Gradually starting to build up her game time, Stott officially returned to action for Melbourne City – the club where she has spent much of her career and is the club’s leading appearance maker – in December.
“They really looked out for me and got me back into shape,” Stott said. “I did 60 minutes and then started building up to 90 and now I’ve got four 90s under my belt.
“It’s been eight months and I’m so happy that I’m really getting back into life.”
In the short term, Stott wants to continue playing for the A-League side and “hopefully becoming better than I was before all this”, but long term, she is targeting playing for her national side at next year’s World Cup – being hosted jointly by New Zealand and Australia.
“That’s one of the biggest goals I have – it doesn’t really get much better than that,” she said.
That goal is now within touching distance after Stott was called up to the 23-player New Zealand squad for the invitational SheBelieves Cup, which starts on 17 February and also features hosts the USA, the Czech Republic and Iceland.

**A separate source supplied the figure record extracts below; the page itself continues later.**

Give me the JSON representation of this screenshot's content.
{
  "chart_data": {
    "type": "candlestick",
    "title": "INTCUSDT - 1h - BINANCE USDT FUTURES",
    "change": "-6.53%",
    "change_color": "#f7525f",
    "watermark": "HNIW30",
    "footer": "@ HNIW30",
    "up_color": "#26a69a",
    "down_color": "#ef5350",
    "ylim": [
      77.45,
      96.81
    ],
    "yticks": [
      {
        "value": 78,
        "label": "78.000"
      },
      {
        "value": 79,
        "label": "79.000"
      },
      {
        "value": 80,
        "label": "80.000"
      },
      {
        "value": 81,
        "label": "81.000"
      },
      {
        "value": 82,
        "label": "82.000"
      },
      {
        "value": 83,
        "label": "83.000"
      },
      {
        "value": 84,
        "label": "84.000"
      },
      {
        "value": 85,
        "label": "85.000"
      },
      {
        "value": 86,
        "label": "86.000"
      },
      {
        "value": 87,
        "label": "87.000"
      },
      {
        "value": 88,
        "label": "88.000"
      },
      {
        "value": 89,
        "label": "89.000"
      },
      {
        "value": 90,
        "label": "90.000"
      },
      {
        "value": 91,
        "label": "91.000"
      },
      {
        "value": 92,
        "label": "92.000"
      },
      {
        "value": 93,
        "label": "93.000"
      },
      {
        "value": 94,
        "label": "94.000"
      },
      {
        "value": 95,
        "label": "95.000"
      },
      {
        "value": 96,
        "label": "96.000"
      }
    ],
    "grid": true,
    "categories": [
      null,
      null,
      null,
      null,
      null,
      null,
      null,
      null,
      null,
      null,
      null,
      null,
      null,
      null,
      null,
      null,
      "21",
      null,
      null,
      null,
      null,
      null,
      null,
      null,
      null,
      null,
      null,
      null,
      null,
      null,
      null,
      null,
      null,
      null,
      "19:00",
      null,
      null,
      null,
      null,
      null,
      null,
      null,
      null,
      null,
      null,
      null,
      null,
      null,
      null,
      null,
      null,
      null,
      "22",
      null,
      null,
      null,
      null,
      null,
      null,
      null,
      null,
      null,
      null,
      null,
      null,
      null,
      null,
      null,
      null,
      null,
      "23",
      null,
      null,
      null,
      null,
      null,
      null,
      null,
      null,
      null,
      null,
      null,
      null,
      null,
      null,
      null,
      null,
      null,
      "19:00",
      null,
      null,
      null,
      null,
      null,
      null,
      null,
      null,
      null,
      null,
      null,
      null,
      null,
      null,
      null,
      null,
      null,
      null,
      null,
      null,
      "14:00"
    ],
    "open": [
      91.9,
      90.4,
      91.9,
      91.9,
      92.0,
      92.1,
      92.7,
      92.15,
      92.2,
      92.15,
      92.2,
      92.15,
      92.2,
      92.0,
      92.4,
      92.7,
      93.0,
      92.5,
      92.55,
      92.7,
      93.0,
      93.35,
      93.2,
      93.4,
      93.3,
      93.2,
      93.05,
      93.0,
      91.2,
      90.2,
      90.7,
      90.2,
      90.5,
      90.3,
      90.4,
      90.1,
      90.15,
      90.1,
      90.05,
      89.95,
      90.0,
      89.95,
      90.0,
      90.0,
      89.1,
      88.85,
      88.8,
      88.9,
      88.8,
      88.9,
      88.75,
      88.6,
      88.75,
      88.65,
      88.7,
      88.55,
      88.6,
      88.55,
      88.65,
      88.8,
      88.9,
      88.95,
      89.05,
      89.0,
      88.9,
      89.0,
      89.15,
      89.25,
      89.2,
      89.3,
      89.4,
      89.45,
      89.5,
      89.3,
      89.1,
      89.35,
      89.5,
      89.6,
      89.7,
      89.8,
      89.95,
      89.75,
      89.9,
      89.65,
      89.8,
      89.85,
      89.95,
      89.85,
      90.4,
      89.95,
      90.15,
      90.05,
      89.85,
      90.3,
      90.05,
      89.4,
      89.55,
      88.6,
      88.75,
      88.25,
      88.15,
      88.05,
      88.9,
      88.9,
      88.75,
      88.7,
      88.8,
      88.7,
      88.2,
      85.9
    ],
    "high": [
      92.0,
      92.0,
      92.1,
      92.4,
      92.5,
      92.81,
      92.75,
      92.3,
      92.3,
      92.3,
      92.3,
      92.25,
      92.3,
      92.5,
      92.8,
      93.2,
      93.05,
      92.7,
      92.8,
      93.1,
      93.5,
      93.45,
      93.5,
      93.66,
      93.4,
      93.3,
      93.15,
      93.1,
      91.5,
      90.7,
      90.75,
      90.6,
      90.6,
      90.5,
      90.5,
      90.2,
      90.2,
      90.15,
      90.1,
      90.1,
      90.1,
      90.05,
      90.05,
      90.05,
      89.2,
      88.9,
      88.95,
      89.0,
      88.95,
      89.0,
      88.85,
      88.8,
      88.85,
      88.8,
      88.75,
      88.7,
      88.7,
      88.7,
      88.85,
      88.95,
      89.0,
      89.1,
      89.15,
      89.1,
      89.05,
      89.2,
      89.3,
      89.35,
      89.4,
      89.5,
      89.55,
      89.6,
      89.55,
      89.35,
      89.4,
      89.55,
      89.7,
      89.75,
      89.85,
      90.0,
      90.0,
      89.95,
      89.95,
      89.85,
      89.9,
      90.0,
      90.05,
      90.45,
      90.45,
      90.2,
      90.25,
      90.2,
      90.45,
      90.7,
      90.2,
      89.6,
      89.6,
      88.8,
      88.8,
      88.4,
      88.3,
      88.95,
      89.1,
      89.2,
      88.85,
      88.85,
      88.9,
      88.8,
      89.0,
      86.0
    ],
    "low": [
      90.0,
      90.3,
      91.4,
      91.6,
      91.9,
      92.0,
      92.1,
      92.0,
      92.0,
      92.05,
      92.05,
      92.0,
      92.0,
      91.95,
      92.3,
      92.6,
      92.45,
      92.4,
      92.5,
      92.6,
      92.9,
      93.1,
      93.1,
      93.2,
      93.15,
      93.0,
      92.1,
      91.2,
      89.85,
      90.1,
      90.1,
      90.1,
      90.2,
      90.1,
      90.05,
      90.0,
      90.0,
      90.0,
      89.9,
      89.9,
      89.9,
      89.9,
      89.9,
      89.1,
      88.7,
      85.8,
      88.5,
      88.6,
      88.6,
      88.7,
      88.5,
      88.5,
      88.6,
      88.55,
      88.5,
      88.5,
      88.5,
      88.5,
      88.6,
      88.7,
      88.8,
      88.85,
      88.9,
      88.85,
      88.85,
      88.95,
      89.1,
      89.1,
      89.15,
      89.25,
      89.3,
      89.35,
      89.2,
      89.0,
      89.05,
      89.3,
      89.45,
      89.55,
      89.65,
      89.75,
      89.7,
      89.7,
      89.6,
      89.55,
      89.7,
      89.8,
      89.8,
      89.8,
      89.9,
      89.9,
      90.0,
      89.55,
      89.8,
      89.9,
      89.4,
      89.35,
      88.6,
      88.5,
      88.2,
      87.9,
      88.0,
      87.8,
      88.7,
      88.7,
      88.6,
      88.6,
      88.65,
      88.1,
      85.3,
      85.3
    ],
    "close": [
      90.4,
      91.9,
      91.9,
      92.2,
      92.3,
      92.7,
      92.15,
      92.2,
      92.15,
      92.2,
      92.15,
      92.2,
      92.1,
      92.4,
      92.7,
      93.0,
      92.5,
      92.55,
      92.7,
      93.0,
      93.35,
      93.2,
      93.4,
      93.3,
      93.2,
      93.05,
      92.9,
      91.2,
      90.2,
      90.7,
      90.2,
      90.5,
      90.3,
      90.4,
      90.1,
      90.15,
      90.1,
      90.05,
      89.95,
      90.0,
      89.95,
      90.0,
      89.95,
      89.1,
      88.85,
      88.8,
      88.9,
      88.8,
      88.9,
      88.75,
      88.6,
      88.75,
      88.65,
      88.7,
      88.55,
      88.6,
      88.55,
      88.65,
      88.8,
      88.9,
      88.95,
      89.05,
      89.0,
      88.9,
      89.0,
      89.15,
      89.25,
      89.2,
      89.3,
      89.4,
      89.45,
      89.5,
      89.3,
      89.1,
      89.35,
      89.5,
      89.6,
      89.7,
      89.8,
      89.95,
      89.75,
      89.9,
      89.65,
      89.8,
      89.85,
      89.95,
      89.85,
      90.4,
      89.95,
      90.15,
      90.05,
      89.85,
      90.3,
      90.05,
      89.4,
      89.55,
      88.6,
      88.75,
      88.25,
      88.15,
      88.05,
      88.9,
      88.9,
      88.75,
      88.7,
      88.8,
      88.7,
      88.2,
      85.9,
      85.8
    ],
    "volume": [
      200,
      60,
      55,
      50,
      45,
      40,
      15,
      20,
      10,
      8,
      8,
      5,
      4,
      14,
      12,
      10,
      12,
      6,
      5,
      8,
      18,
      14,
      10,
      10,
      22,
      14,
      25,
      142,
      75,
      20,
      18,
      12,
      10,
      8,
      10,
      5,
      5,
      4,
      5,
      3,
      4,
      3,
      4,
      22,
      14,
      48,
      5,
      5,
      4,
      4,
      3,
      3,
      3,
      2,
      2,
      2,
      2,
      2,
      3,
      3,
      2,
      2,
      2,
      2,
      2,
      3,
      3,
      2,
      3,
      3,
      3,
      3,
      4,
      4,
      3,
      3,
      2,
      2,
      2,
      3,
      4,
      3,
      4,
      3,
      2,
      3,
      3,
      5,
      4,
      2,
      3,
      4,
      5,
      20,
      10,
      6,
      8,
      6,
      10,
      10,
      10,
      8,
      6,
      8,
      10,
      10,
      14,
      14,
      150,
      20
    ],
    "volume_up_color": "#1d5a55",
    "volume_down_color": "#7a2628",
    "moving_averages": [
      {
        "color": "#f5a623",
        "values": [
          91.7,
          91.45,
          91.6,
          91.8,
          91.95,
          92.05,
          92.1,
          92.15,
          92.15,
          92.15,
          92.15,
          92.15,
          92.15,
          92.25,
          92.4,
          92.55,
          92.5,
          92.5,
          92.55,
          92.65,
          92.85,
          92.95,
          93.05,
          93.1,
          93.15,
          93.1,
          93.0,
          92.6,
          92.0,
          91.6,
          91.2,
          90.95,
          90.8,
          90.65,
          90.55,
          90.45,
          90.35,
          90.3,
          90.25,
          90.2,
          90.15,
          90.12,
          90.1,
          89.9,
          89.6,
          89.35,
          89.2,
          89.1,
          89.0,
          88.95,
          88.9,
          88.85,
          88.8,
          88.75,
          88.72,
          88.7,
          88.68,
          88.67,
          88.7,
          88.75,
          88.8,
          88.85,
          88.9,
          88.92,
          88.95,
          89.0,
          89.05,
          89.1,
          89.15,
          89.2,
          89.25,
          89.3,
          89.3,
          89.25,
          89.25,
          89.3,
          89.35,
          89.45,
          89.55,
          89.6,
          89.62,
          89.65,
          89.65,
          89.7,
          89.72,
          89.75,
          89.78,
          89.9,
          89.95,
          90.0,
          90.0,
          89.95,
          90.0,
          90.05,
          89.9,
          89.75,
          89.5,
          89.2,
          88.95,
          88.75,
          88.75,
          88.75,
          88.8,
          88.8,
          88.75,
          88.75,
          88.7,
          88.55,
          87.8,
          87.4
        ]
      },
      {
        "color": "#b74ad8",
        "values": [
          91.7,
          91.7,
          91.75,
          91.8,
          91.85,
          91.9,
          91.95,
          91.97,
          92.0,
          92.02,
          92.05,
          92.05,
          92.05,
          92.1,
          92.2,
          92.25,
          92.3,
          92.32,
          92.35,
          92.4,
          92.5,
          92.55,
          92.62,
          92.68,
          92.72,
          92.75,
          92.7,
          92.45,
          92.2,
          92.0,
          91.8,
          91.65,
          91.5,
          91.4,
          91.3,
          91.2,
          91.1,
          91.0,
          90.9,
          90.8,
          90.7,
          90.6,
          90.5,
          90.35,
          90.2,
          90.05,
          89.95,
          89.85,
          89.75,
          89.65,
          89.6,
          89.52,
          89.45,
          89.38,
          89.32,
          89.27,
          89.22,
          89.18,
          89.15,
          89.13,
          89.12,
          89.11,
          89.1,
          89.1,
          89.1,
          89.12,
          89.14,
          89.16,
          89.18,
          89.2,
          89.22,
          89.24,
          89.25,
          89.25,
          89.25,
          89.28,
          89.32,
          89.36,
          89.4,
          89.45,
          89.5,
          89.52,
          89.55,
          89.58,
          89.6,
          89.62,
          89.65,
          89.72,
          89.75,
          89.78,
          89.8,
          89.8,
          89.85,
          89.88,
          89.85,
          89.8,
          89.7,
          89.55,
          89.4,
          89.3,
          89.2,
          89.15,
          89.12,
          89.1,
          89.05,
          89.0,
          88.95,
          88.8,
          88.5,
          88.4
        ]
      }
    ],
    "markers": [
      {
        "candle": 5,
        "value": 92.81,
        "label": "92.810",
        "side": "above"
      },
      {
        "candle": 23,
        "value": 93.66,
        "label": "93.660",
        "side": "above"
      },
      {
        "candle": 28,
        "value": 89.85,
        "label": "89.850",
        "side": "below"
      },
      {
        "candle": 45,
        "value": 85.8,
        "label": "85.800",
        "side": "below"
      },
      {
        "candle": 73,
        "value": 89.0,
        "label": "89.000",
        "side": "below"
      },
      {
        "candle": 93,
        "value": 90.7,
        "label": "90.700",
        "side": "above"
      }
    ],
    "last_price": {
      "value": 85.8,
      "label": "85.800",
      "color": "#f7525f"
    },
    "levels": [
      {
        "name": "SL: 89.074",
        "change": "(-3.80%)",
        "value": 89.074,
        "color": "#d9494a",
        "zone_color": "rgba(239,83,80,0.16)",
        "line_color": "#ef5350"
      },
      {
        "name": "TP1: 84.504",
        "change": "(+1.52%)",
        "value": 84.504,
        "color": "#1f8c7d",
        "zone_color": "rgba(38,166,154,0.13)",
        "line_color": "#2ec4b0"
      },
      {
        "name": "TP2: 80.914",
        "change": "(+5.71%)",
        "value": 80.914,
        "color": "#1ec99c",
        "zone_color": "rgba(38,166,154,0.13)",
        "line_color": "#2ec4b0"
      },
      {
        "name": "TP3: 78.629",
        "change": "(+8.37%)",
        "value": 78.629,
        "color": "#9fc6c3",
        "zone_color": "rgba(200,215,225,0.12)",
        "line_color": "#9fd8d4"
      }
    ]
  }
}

“I’m so excited to be back with the Ferns, I’ve missed my team-mates and representing New Zealand,” she said. “To be able to represent your country is so special and something that I will never take for granted.
“It’s everything I’ve worked towards over the past few months and I just can’t wait to be back out there, I think it’ll be quite emotional.”
After her stint at Brighton was cut short, Stott also hopes to return to England and the WSL in the not-too-distant future.
She said: “It’s on my radar. The WSL is probably the best league in the world, so that’s where I want to be – and hopefully something comes along.”